The result has been massive de-industrialization and precarity with devastating results for workers’ communities: unemployment, poverty, home evictions, broken families and addiction to alcohol and drugs.
The phenomenon of extreme right is not limited to the USA, it is wide spread over all “democratic” countries, as is neo-liberalism that produced it. In the Netherlands, Pim Fortuyn was the first to exploit popular dissatisfaction with “multicultural society” and the dismantling of the welfare state. Now we have Geert Wilders in the Netherlands; “Front National” in France, Pegida and AfD in Germany.
We have seen that the Left, in contrast, is incapable of attracting the working class that is victims of neoliberalism, and we have seen why: the middle classes origin of the diverting themes in its program and of its rank-and-file membership and most of its elites. More and more parts of the proletariat don’t trust the program of the Left, nor its leaders. By lack of a proletarian alternative a part of the working class orients it self to extreme parties (or factions of parties, as in the USA) that express a middle-class revolt against neoliberalism.

Towards a rebellion of the proletariat

This clearly doesn’t help to stop the attacks on the working and unemployed, on the contrary.
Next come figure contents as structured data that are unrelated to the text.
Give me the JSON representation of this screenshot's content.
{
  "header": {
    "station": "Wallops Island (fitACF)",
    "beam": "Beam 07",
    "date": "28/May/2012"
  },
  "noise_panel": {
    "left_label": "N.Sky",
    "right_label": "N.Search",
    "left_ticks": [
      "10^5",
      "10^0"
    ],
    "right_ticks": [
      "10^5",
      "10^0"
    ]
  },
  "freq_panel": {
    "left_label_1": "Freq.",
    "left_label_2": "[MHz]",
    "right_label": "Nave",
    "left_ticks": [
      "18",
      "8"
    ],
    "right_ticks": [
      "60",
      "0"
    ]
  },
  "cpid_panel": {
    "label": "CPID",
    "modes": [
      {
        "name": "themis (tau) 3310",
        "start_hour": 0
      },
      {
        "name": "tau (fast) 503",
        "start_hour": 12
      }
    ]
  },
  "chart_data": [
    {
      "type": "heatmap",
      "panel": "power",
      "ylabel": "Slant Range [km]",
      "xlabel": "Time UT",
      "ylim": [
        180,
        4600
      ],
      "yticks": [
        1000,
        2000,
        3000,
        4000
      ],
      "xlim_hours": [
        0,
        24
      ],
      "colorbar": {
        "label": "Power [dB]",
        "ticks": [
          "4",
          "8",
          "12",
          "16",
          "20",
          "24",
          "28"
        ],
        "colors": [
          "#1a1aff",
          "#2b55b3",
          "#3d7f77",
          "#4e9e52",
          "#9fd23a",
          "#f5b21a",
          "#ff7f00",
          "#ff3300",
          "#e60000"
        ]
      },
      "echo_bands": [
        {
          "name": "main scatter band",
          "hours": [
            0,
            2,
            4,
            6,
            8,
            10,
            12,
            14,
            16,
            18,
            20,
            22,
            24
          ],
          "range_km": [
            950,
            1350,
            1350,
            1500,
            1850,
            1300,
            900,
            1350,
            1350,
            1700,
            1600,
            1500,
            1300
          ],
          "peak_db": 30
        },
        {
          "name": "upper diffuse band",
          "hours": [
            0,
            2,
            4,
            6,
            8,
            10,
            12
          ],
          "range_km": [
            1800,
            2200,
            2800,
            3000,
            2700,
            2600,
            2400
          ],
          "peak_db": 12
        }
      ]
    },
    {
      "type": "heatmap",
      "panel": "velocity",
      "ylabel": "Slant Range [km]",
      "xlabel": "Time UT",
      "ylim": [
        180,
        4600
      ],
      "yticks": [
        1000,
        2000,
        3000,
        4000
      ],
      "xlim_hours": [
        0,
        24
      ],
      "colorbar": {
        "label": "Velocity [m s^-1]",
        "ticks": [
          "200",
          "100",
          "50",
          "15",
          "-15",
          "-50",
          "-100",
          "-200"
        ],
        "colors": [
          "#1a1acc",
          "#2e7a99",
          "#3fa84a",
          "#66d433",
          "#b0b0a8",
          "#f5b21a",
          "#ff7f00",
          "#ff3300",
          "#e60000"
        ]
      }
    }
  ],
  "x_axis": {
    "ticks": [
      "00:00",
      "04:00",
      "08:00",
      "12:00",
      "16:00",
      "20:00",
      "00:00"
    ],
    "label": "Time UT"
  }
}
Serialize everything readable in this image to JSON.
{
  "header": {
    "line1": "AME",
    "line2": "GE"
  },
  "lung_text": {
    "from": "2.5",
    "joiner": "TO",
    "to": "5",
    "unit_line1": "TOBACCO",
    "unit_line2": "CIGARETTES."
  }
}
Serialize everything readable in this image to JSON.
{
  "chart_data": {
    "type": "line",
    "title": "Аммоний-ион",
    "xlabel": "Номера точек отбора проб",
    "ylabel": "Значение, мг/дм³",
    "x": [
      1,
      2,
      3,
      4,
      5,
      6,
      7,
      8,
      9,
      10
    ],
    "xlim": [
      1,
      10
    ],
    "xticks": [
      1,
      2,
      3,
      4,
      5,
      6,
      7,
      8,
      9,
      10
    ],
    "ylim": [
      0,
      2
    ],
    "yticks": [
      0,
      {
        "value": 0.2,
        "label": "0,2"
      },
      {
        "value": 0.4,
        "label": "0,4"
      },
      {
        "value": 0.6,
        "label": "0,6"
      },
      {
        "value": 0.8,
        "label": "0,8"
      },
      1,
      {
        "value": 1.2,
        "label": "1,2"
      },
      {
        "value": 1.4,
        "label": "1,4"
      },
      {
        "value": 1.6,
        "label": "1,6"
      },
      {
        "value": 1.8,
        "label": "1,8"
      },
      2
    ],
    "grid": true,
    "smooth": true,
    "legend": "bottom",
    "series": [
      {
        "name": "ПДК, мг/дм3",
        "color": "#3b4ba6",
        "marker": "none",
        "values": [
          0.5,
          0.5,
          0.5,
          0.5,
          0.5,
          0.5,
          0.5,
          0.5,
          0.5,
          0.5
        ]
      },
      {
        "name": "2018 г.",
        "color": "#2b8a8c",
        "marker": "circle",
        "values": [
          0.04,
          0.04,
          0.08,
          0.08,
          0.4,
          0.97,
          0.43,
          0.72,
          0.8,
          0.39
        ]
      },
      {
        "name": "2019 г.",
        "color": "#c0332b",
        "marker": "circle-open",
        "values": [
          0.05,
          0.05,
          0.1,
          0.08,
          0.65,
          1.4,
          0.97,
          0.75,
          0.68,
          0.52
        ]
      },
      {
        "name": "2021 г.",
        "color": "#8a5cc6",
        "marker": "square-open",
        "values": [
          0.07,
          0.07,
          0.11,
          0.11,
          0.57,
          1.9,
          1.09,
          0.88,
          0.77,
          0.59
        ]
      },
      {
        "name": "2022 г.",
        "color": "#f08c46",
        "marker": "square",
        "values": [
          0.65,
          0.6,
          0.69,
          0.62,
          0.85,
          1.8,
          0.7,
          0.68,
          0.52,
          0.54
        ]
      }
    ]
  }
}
It is not by supporting a middle-class program - be it left of right in the spectrum of bourgeois politics - that the proletariat can defend itself. The working class can only defend itself by struggling directly for its own class interests against capital. Only in this struggle for wages and unemployment benefits, against redundancies and worsening working conditions, agains police violence and the whole racist mechanism of courts, judges and prisons, the working class can do away with its actual “realism”. The charade of elections offers only one of the ‘realistic choices’, the other being that of trade-unionism and other struggles for just a part of the proletariat, struggles on the false grounds of ‘human’ or ‘democratic rights.’ This ‘realism’ makes the proletariat receptacle for ‘easy solutions’ that don’t work, and shortcuts that lead to more misery. Only in its struggle for class aims it can develop its own rebellion against capital, remembering that its class is pushed outside society, that it can look at capitalism from an outsider view to see that as a worldwide class suffering exploitation and domination, it is producing all the wealth of the world, while it receives only a small part of this production. Only in this struggle, extending to parts of the class it was divided from by kinds of labor contract, by trade union, color, national origin, religion and language, uniting as one fighting whole, the proletariat will be able to show the middle class it has a future for humanity. And not the other way around, as now, the workers and unemployed choosing for of right of left middle class programs, that finally always will accept capitalism and wage slavery.
Fredo Corvo, 24-11-2016

Notes

(1) See Charly Post “The Republicans Have Been Trumped.”
(2) See for an extensive argumentation John Clegg “Black Representation After Ferguson.”
(3) See for more Henri Simon “Etats-Unis. L’affaiblissement relatif du ‘maître du monde’ ” Echanges n° 156 (summer 2016).